We couldn't ask for anything more from this triumph of a rangetop.

Marvelously low simmering temperatures.

If you're hazy on what an induction rangetop is (induction explained) as a user, it can adjust temperatures as fast as gas while maintaining the temperature range of electric. In our rangetop tests, we found ridiculously fast boiling times averaging just over three minutes for six cups of water. The Electrolux also fulfilled induction's promises of a wide temperature range, providing marvelously low simmering temperatures for delicate stove work.

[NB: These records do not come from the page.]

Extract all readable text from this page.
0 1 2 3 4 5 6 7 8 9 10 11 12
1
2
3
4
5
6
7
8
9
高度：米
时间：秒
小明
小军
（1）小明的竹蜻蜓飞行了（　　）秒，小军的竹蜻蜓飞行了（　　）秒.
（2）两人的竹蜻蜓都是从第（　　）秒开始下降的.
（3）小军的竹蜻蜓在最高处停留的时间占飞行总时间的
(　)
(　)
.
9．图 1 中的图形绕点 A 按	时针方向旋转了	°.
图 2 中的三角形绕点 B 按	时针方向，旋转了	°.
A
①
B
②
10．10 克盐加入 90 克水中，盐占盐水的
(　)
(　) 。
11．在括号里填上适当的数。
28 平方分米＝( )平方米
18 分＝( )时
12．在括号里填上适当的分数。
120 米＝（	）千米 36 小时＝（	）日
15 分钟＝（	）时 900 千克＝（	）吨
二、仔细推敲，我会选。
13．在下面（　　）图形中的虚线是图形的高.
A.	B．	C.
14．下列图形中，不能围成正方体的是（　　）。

The upper end of the temperature range highlighted another advantage of induction: it looks out for you. During our searing temperature test, the burners automatically switched from "boost" to "high," keeping the rangetop safe. Though there's no smartphone or apps involved, this is a smart range.

Comparable Products

Before you buy the Electrolux EW30IF60IS, take a look at these other ranges.

Oven, Broiler, & Convection

Finally oven performance that doesn't get shown up by the induction rangetop.

When we see a great rangetop like this, we are always a little worried the oven won't be up to snuff. Fortunately, this one aced our lab tests. The oven was spot-on when it came to maintaining 350°F using conventional heating, and the unbelievably consistent convection oven barely changed temperature during the entire test (though it was 15°F too hot). The 8-pass broiler, which wraps around on itself eight times like a snake, blew us away with an almost instant preheat. Truly impressive.

Conclusion

If you've got the money and value performance above all, consider this range.

Thanks to its use of induction, this Electrolux combined a superb rangetop, oven and broiler into an extremely compelling package. We only found one major flaw—the price. At an MSRP of $3,049, this is an elite-level range, but its looks are merely mid-range. With performance like this, though, it's a sacrifice we're willing to make.